If anything has stood out in the football on show at the ICC, it's the differing levels of attention that the game's powerhouses pay to their youth set-ups, or the effect that the competitive structure in place in each country has on the development of its youngsters. Both Real Madrid and Barcelona have delivered confirmation that their 'B' teams boast players of real quality, some of whom are in a position to make the step up to the first-team squad in the near future. At worst, the majority of the young players we have seen action in Columbus, Ann Arbor and Dublin look set to be good, top-flight players.
English clubs have spared no expense snapping up kids from all over the world, but on the evidence of the ICC they suffer less from a lack of quality than from the shortcomings of the competitive structure in UK youth football. The lads at Real and Barça have adapted better to the demands of playing for the senior side than their colleagues at Chelsea and City. The other great piece of news in the youth world is the excellent academy at PSG, a club that has benefited greatly from an injection of petro-dollars in recent years but that also has a clear footballing project applied not only to its first team, but its youth system and its women's outfit too. Ikone and Kimpembe looked players of huge potential.
An answer to UEFA and a lab for future plans
The idea of a tournament for young prospects sheltered under the umbrella of their clubs' big names leads one to think of an eccentric footballing universe in which anything goes as long as you supply the right dose of publicity and media attention. But it's highly possible that the organisers of the ICC and the clubs involved are very happy with what it's bringing - even if that pleasure is not so much drawn from the victories or defeats accrued or the good performances of the youngsters.

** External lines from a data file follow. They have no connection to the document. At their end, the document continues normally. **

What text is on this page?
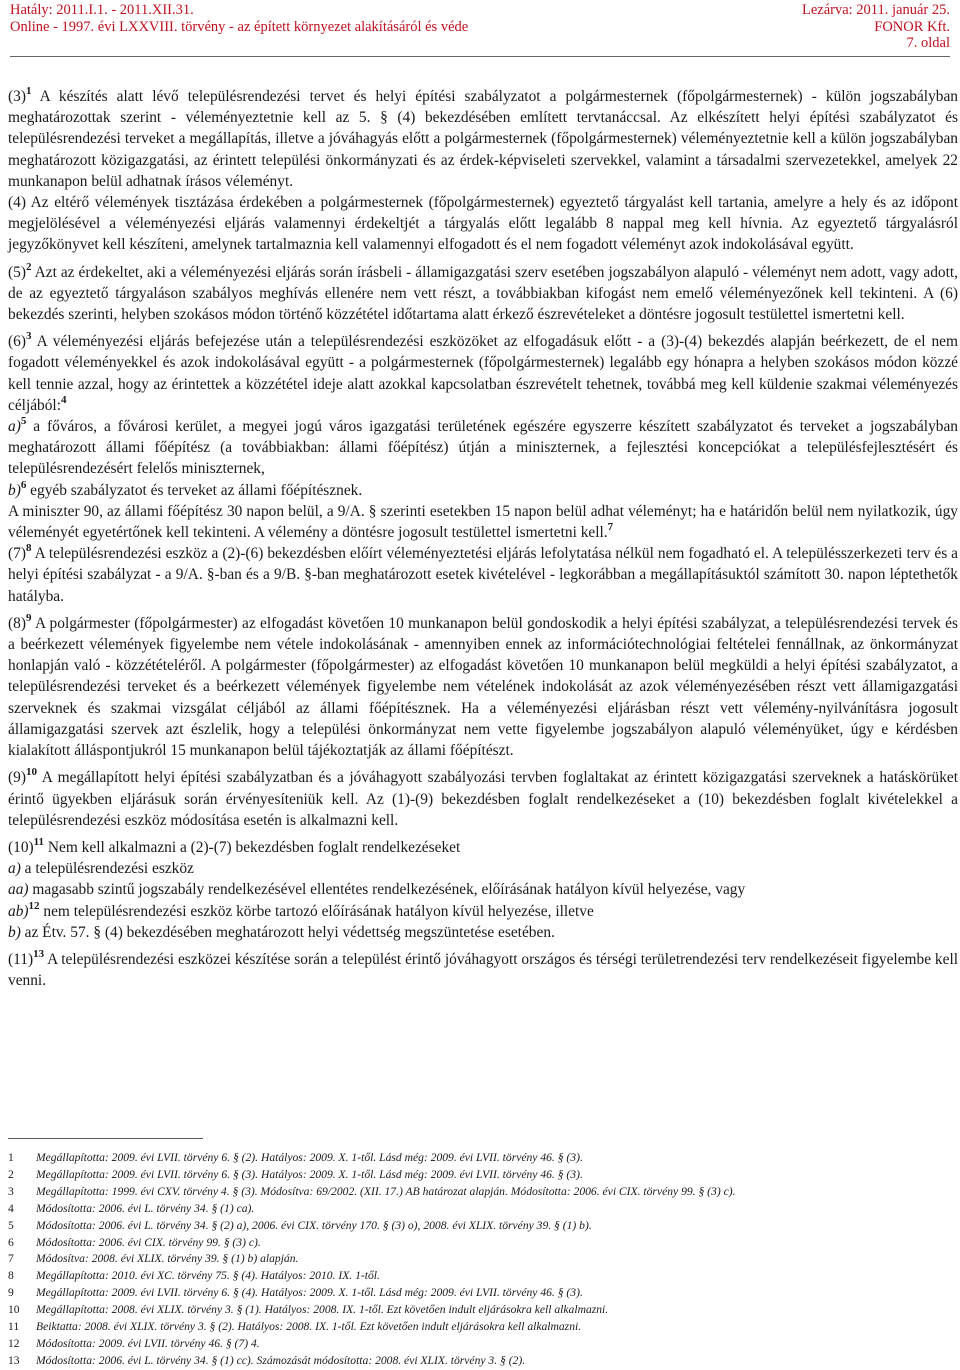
Hatály: 2011.I.1. - 2011.XII.31.
Online - 1997. évi LXXVIII. törvény - az épített környezet alakításáról és véde
Lezárva: 2011. január 25.
FONOR Kft.
7. oldal

$(3)^1$ A készítés alatt lévő településrendezési tervet és helyi építési szabályzatot a polgármesternek (főpolgármesternek) - külön jogszabályban meghatározottak szerint - véleményeztetnie kell az 5. § (4) bekezdésében említett tervtanáccsal. Az elkészített helyi építési szabályzatot és településrendezési terveket a megállapítás, illetve a jóváhagyás előtt a polgármesternek (főpolgármesternek) véleményeztetnie kell a külön jogszabályban meghatározott közigazgatási, az érintett települési önkormányzati és az érdek-képviseleti szervekkel, valamint a társadalmi szervezetekkel, amelyek 22 munkanapon belül adhatnak írásos véleményt.

(4) Az eltérő vélemények tisztázása érdekében a polgármesternek (főpolgármesternek) egyeztető tárgyalást kell tartania, amelyre a hely és az időpont megjelölésével a véleményezési eljárás valamennyi érdekeltjét a tárgyalás előtt legalább 8 nappal meg kell hívnia. Az egyeztető tárgyalásról jegyzőkönyvet kell készíteni, amelynek tartalmaznia kell valamennyi elfogadott és el nem fogadott véleményt azok indokolásával együtt.

$(5)^2$ Azt az érdekeltet, aki a véleményezési eljárás során írásbeli - államigazgatási szerv esetében jogszabályon alapuló - véleményt nem adott, vagy adott, de az egyeztető tárgyaláson szabályos meghívás ellenére nem vett részt, a továbbiakban kifogást nem emelő véleményezőnek kell tekinteni. A (6) bekezdés szerinti, helyben szokásos módon történő közzététel időtartama alatt érkező észrevételeket a döntésre jogosult testülettel ismertetni kell.

$(6)^3$ A véleményezési eljárás befejezése után a településrendezési eszközöket az elfogadásuk előtt - a (3)-(4) bekezdés alapján beérkezett, de el nem fogadott véleményekkel és azok indokolásával együtt - a polgármesternek (főpolgármesternek) legalább egy hónapra a helyben szokásos módon közzé kell tennie azzal, hogy az érintettek a közzététel ideje alatt azokkal kapcsolatban észrevételt tehetnek, továbbá meg kell küldenie szakmai véleményezés céljából:$^4$

a)$^5$ a főváros, a fővárosi kerület, a megyei jogú város igazgatási területének egészére egyszerre készített szabályzatot és terveket a jogszabályban meghatározott állami főépítész (a továbbiakban: állami főépítész) útján a miniszternek, a fejlesztési koncepciókat a településfejlesztésért és településrendezésért felelős miniszternek,

b)$^6$ egyéb szabályzatot és terveket az állami főépítésznek.

A miniszter 90, az állami főépítész 30 napon belül, a 9/A. § szerinti esetekben 15 napon belül adhat véleményt; ha e határidőn belül nem nyilatkozik, úgy véleményét egyetértőnek kell tekinteni. A vélemény a döntésre jogosult testülettel ismertetni kell.$^7$

$(7)^8$ A településrendezési eszköz a (2)-(6) bekezdésben előírt véleményeztetési eljárás lefolytatása nélkül nem fogadható el. A településszerkezeti terv és a helyi építési szabályzat - a 9/A. §-ban és a 9/B. §-ban meghatározott esetek kivételével - legkorábban a megállapításuktól számított 30. napon léptethetők hatályba.

$(8)^9$ A polgármester (főpolgármester) az elfogadást követően 10 munkanapon belül gondoskodik a helyi építési szabályzat, a településrendezési tervek és a beérkezett vélemények figyelembe nem vétele indokolásának - amennyiben ennek az információtechnológiai feltételei fennállnak, az önkormányzat honlapján való - közzétételéről. A polgármester (főpolgármester) az elfogadást követően 10 munkanapon belül megküldi a helyi építési szabályzatot, a településrendezési terveket és a beérkezett vélemények figyelembe nem vételének indokolását az azok véleményezésében részt vett államigazgatási szerveknek és szakmai vizsgálat céljából az állami főépítésznek. Ha a véleményezési eljárásban részt vett vélemény-nyilvánításra jogosult államigazgatási szervek azt észlelik, hogy a települési önkormányzat nem vette figyelembe jogszabályon alapuló véleményüket, úgy e kérdésben kialakított álláspontjukról 15 munkanapon belül tájékoztatják az állami főépítészt.

$(9)^{10}$ A megállapított helyi építési szabályzatban és a jóváhagyott szabályozási tervben foglaltakat az érintett közigazgatási szerveknek a hatáskörüket érintő ügyekben eljárásuk során érvényesíteniük kell. Az (1)-(9) bekezdésben foglalt rendelkezéseket a (10) bekezdésben foglalt kivételekkel a településrendezési eszköz módosítása esetén is alkalmazni kell.

$(10)^{11}$ Nem kell alkalmazni a (2)-(7) bekezdésben foglalt rendelkezéseket

a) a településrendezési eszköz

aa) magasabb szintű jogszabály rendelkezésével ellentétes rendelkezésének, előírásának hatályon kívül helyezése, vagy

ab)$^{12}$ nem településrendezési eszköz körbe tartozó előírásának hatályon kívül helyezése, illetve

b) az Étv. 57. § (4) bekezdésében meghatározott helyi védettség megszüntetése esetében.

$(11)^{13}$ A településrendezési eszközei készítése során a települést érintő jóváhagyott országos és térségi területrendezési terv rendelkezéseit figyelembe kell venni.

1 Megállapította: 2009. évi LVII. törvény 6. § (2). Hatályos: 2009. X. 1-től. Lásd még: 2009. évi LVII. törvény 46. § (3).
2 Megállapította: 2009. évi LVII. törvény 6. § (3). Hatályos: 2009. X. 1-től. Lásd még: 2009. évi LVII. törvény 46. § (3).
3 Megállapította: 1999. évi CXV. törvény 4. § (3). Módosítva: 69/2002. (XII. 17.) AB határozat alapján. Módosította: 2006. évi CIX. törvény 99. § (3) c).
4 Módosította: 2006. évi L. törvény 34. § (1) ca).
5 Módosította: 2006. évi L. törvény 34. § (2) a), 2006. évi CIX. törvény 170. § (3) o), 2008. évi XLIX. törvény 39. § (1) b).
6 Módosította: 2006. évi CIX. törvény 99. § (3) c).
7 Módosítva: 2008. évi XLIX. törvény 39. § (1) b) alapján.
8 Megállapította: 2010. évi XC. törvény 75. § (4). Hatályos: 2010. IX. 1-től.
9 Megállapította: 2009. évi LVII. törvény 6. § (4). Hatályos: 2009. X. 1-től. Lásd még: 2009. évi LVII. törvény 46. § (3).
10 Megállapította: 2008. évi XLIX. törvény 3. § (1). Hatályos: 2008. IX. 1-től. Ezt követően indult eljárásokra kell alkalmazni.
11 Beiktatta: 2008. évi XLIX. törvény 3. § (2). Hatályos: 2008. IX. 1-től. Ezt követően indult eljárásokra kell alkalmazni.
12 Módosította: 2009. évi LVII. törvény 46. § (7) 4.
13 Módosította: 2006. évi L. törvény 34. § (1) cc). Számozását módosította: 2008. évi XLIX. törvény 3. § (2).
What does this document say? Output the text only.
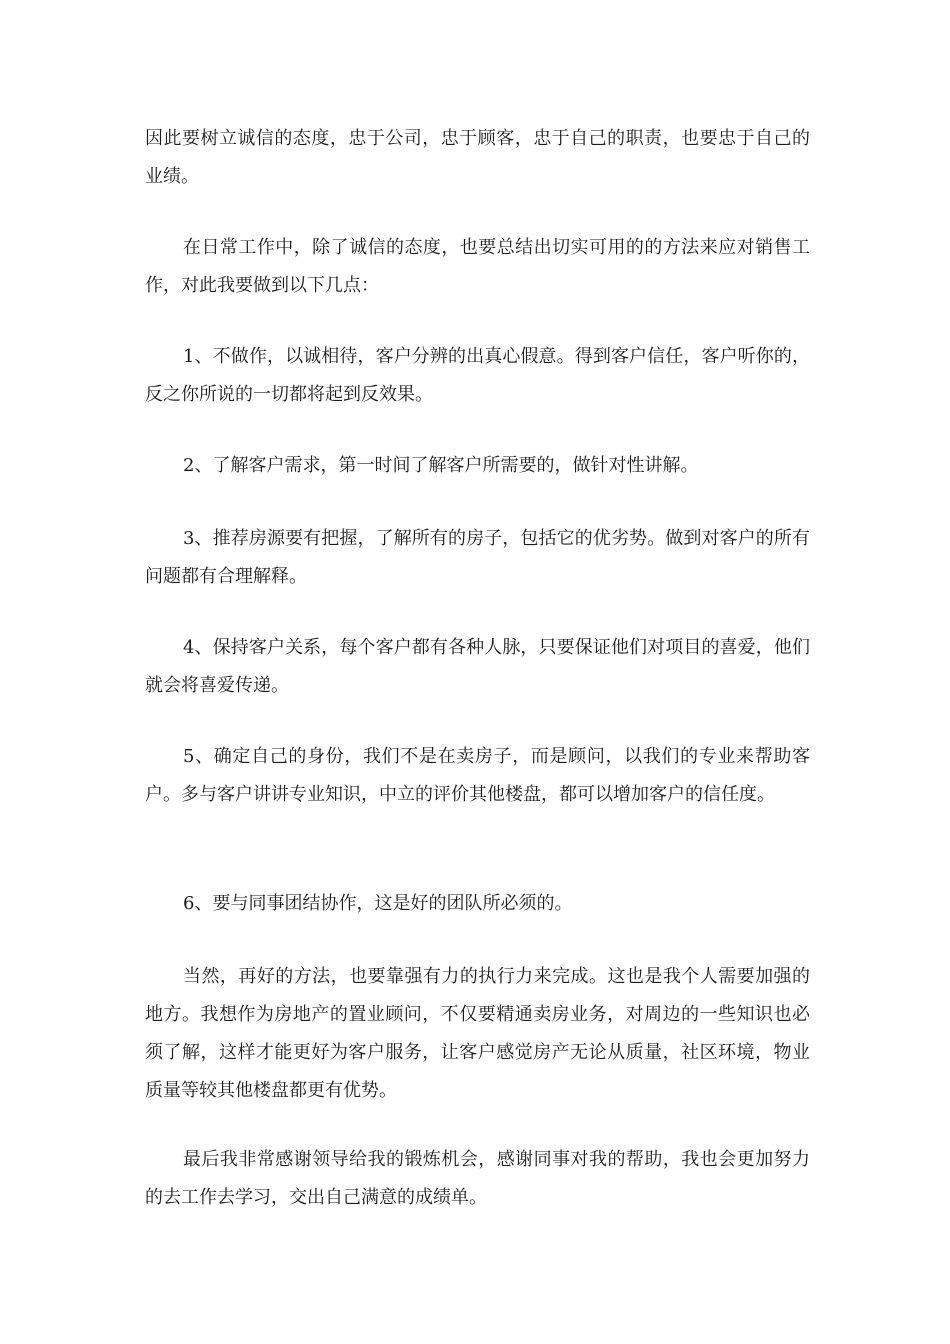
因此要树立诚信的态度，忠于公司，忠于顾客，忠于自己的职责，也要忠于自己的业绩。

在日常工作中，除了诚信的态度，也要总结出切实可用的的方法来应对销售工作，对此我要做到以下几点：

1、不做作，以诚相待，客户分辨的出真心假意。得到客户信任，客户听你的，反之你所说的一切都将起到反效果。

2、了解客户需求，第一时间了解客户所需要的，做针对性讲解。

3、推荐房源要有把握，了解所有的房子，包括它的优劣势。做到对客户的所有问题都有合理解释。

4、保持客户关系，每个客户都有各种人脉，只要保证他们对项目的喜爱，他们就会将喜爱传递。

5、确定自己的身份，我们不是在卖房子，而是顾问，以我们的专业来帮助客户。多与客户讲讲专业知识，中立的评价其他楼盘，都可以增加客户的信任度。

6、要与同事团结协作，这是好的团队所必须的。

当然，再好的方法，也要靠强有力的执行力来完成。这也是我个人需要加强的地方。我想作为房地产的置业顾问，不仅要精通卖房业务，对周边的一些知识也必须了解，这样才能更好为客户服务，让客户感觉房产无论从质量，社区环境，物业质量等较其他楼盘都更有优势。

最后我非常感谢领导给我的锻炼机会，感谢同事对我的帮助，我也会更加努力的去工作去学习，交出自己满意的成绩单。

This event has to be interpreted as a platform for an alternative to UEFA. It was created in 2012 under another name - the World Football Challenge - and since then has remained each summer. Its continued existence is easy to understand: as well as in Europe, it's held in the United States, Australia and China (three particularly attractive countries for the development of the game), it's run by the American company Relevent Sports, which has no bones about presenting itself as an answer to UEFA, and brings together in harmony 95% of the globe's most important clubs, who are increasingly attentive to the possibility of creating their own competition and sharing out the money away from Europe's governing body.
More than a tournament, it's a laboratory for future projects. Indeed, Relevent Sports chairman Charlie Stillitano betrayed his annoyance at Leicester City's Premier League success last season, the Foxes not being your typical breed of club worthy of featuring in the International Champions Cup. The British media started to question Relevent's intentions. Leicester have taken part this year, but they certainly don't figure in the plans of the company and the continent's leading clubs.